Hey Google where are my real time protocols?
This video published from Google webmaster help on YouTube raises an interesting question. How does Google know who owns content, and what is the canonical source of it. It’s a problem that many content publishers suffer from. You publish a new, unique piece of content, and the people who syndicate you end up getting a lump of the traffic, and revenue that you’ve worked so hard to generate.
Google are getting better at working this out, and Matt Cutts speaks of how you can get Googlebot to index the content first, using strategies such as delaying your feed and the use of the canonical tag can all help them rank the owner of the content first. In the video, he also mentions the use of ”pings” to alert Googlebot to come and get it.
Which got me thinking. Why not just let us provide it direct to them?
Currently, Googlebot has to go out, crawl the web and come back. A slow, and unwieldy process that has seen them suffer at the hands of Twitter and Facebook who are getting the information fed to them daily. Pulling the information, rather than asking webmasters to push it to Google. This concept lies at the heart of real-time, and is the driving force behind the social efforts of Google+ – to build a network that as a byproduct of activity, provides real-time insight into what is happening on the web.

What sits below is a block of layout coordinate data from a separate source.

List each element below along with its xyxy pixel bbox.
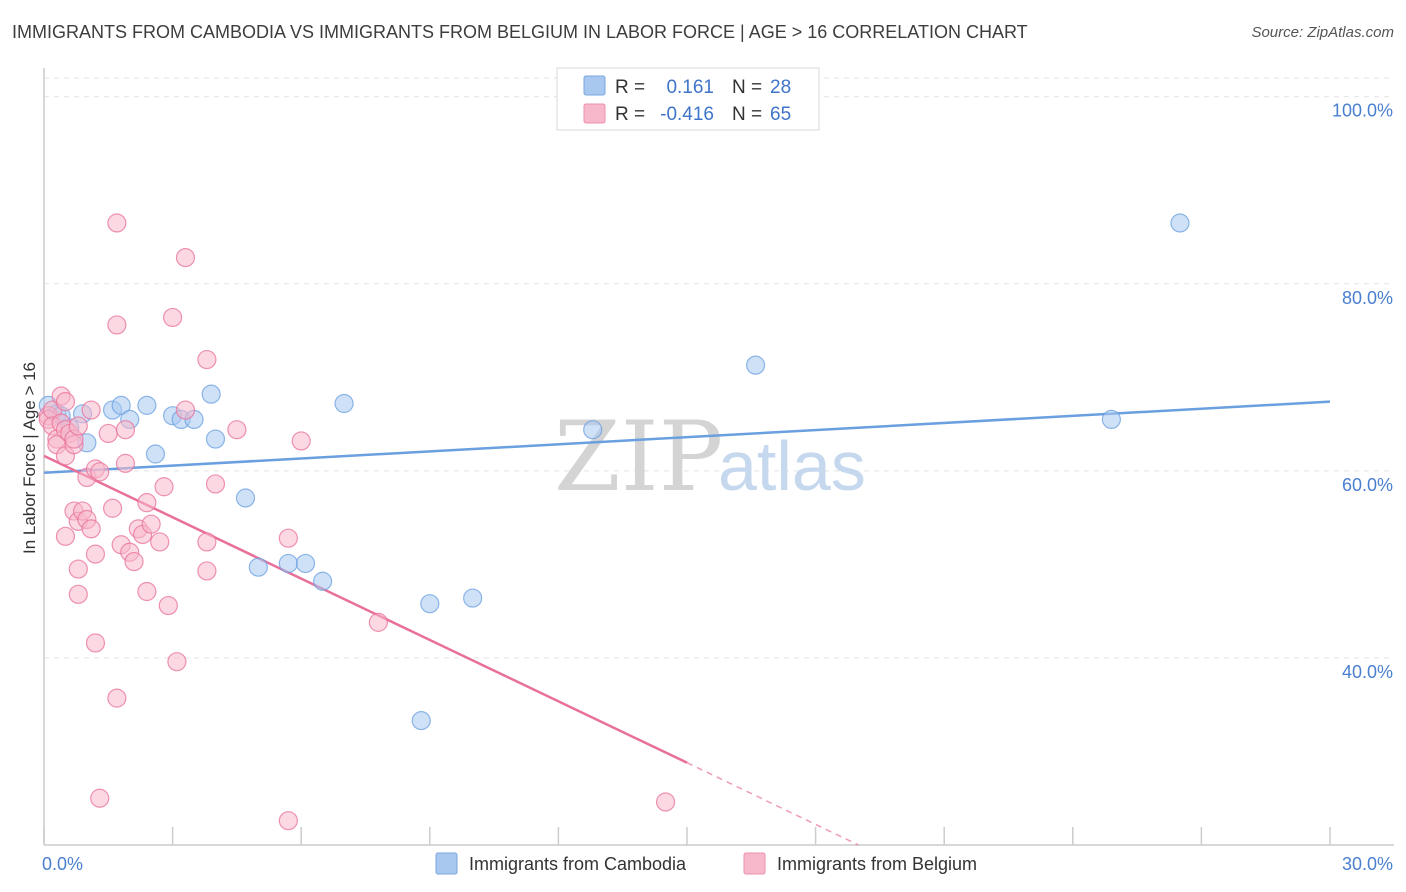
trend-line-extension-belgium [686, 762, 859, 846]
data-point-cambodia [235, 488, 256, 508]
data-point-cambodia [745, 355, 766, 375]
data-point-belgium [197, 349, 217, 370]
data-point-cambodia [137, 395, 157, 415]
data-point-cambodia [411, 710, 431, 731]
data-point-cambodia [145, 444, 166, 464]
data-point-belgium [107, 315, 127, 335]
source-label: Source: ZipAtlas.com [1251, 24, 1394, 41]
data-point-belgium [291, 431, 311, 451]
chart-title: IMMIGRANTS FROM CAMBODIA VS IMMIGRANTS F… [12, 22, 1028, 42]
data-point-belgium [107, 688, 127, 708]
data-point-cambodia [583, 420, 603, 440]
data-point-belgium [167, 652, 187, 672]
data-point-belgium [81, 400, 101, 420]
data-point-belgium [368, 612, 388, 632]
legend-r-label-cambodia: R = [615, 77, 645, 98]
legend-n-label-cambodia: N = [732, 77, 762, 98]
watermark: ZIP atlas [554, 401, 866, 513]
y-tick-label: 60.0% [1342, 475, 1393, 495]
data-point-cambodia [334, 393, 354, 414]
y-tick-label: 80.0% [1342, 288, 1393, 308]
data-point-cambodia [278, 553, 298, 574]
data-point-belgium [197, 532, 217, 552]
data-point-belgium [81, 519, 101, 539]
bottom-legend-label-belgium: Immigrants from Belgium [777, 854, 977, 874]
data-point-cambodia [205, 429, 226, 449]
data-point-belgium [124, 551, 144, 572]
data-point-belgium [68, 416, 88, 436]
data-point-cambodia [295, 553, 316, 574]
data-point-cambodia [313, 571, 333, 591]
legend-n-value-cambodia: 28 [770, 77, 791, 98]
data-point-cambodia [1101, 409, 1121, 430]
data-point-belgium [90, 788, 110, 808]
grid-lines [44, 77, 1394, 659]
data-point-belgium [102, 498, 123, 518]
bottom-legend-swatch-cambodia [435, 852, 458, 875]
legend-r-value-belgium: -0.416 [660, 104, 714, 125]
watermark-zip: ZIP [554, 401, 723, 513]
data-points [38, 213, 1190, 831]
data-point-belgium [68, 559, 88, 579]
watermark-atlas: atlas [718, 427, 866, 505]
data-point-belgium [163, 307, 183, 328]
data-point-belgium [107, 213, 127, 233]
data-point-belgium [98, 423, 118, 444]
bottom-legend-swatch-belgium [743, 852, 766, 875]
data-point-cambodia [201, 384, 221, 404]
data-point-belgium [278, 811, 298, 831]
data-point-belgium [115, 420, 136, 440]
x-tick-label: 0.0% [42, 854, 83, 874]
bottom-legend-label-cambodia: Immigrants from Cambodia [469, 854, 687, 874]
data-point-belgium [175, 400, 196, 420]
data-point-belgium [85, 633, 106, 653]
data-point-belgium [115, 453, 136, 473]
data-point-belgium [55, 526, 76, 546]
data-point-belgium [150, 532, 170, 552]
legend: R = 0.161 N = 28 R = -0.416 N = 65 [556, 67, 820, 131]
data-point-cambodia [248, 557, 268, 577]
data-point-belgium [158, 595, 178, 616]
y-tick-label: 40.0% [1342, 662, 1393, 682]
data-point-belgium [175, 247, 196, 268]
data-point-belgium [141, 514, 161, 534]
data-point-belgium [68, 584, 88, 604]
data-point-belgium [90, 462, 110, 482]
data-point-belgium [205, 474, 226, 494]
data-point-belgium [55, 392, 76, 412]
legend-swatch-belgium [583, 103, 606, 124]
legend-r-label-belgium: R = [615, 104, 645, 125]
y-tick-label: 100.0% [1332, 101, 1393, 121]
x-tick-labels: 0.0% 30.0% [42, 854, 1393, 874]
data-point-belgium [137, 581, 157, 602]
y-tick-labels: 40.0% 60.0% 80.0% 100.0% [1332, 101, 1393, 682]
data-point-cambodia [420, 594, 440, 614]
data-point-belgium [227, 420, 247, 440]
data-point-belgium [85, 544, 106, 564]
y-axis-title: In Labor Force | Age > 16 [20, 362, 39, 554]
data-point-cambodia [463, 588, 483, 608]
data-point-belgium [655, 792, 676, 812]
bottom-legend: Immigrants from Cambodia Immigrants from… [435, 852, 977, 875]
data-point-belgium [278, 528, 298, 548]
data-point-cambodia [1170, 213, 1190, 233]
legend-n-label-belgium: N = [732, 104, 762, 125]
data-point-cambodia [111, 395, 131, 415]
x-tick-label: 30.0% [1342, 854, 1393, 874]
data-point-belgium [197, 561, 217, 581]
legend-swatch-cambodia [583, 75, 606, 96]
data-point-belgium [154, 477, 174, 497]
legend-r-value-cambodia: 0.161 [666, 77, 714, 98]
data-point-belgium [137, 493, 157, 513]
legend-n-value-belgium: 65 [770, 104, 791, 125]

With the development of PubSubHub some time ago, that somewhere along the way, I thought we were going to get our wishes granted. Feed my site information in real time to Google? Yeah, I’d bite at that. A real-time sitemap protocol would solve so many issues for both parties. Firstly, you could get the information to Google so there would be no confusion over who owns it, and secondly it would appear in the index must faster, and help to power real-time search. Who wouldn’t want elements of their site that change rapidly to be a part of that service? Even with the adoption of RSS, there doesn’t seem to be a concentrated effort on webmasters who publish throughout the day, particularly if you fall out of the “news” or “blog” remit.

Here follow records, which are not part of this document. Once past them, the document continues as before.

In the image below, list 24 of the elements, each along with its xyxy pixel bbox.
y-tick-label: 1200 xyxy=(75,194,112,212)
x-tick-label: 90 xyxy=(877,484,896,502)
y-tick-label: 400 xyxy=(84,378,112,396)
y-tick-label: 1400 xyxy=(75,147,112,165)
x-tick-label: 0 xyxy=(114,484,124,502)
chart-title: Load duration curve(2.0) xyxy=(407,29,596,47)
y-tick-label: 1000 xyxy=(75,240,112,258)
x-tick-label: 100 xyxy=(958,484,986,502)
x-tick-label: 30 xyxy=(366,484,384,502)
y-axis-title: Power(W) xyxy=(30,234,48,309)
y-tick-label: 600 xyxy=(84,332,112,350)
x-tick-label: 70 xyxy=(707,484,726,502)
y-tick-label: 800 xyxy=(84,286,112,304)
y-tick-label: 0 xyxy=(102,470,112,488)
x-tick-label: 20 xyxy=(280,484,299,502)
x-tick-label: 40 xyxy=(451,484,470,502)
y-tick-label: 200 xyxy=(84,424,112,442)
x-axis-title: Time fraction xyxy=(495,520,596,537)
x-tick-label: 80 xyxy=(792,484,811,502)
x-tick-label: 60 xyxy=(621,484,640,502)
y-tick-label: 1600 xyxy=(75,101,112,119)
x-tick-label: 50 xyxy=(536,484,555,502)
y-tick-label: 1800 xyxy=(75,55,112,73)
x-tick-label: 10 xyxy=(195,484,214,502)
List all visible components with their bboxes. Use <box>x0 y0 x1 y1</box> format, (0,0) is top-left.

Having dropped Twitter from real-time search, Google are betting that with increased usage of Google+, and the roll out of social features across multiple services that at some stage, they will soon have enough data to power real-time once again – without paying the hefty licensing fee to Twitter. Will brands and webmasters will be expected to implement Google+ pages to play ball in the real-time world?
Maybe. Maybe not.
My guess, is that the forthcoming Google+ API is going to provide some very interesting technical concepts to facilitate real time search for the web, without sole reliance on the manual use of Google+. A way for publishers to get information even quicker (via some sort of conceptual real time sitemap / private RSS feed) into Google’s real time index might well be one of them.
There are a ton of verticals that Google have historically used user provided feeds to power. Google News, Google Base, Google code search and more. Taking that concept and applying it to real time search as well could provide interesting results, and give publishers additional control over the information that appears in the real time index when it gets up and running again.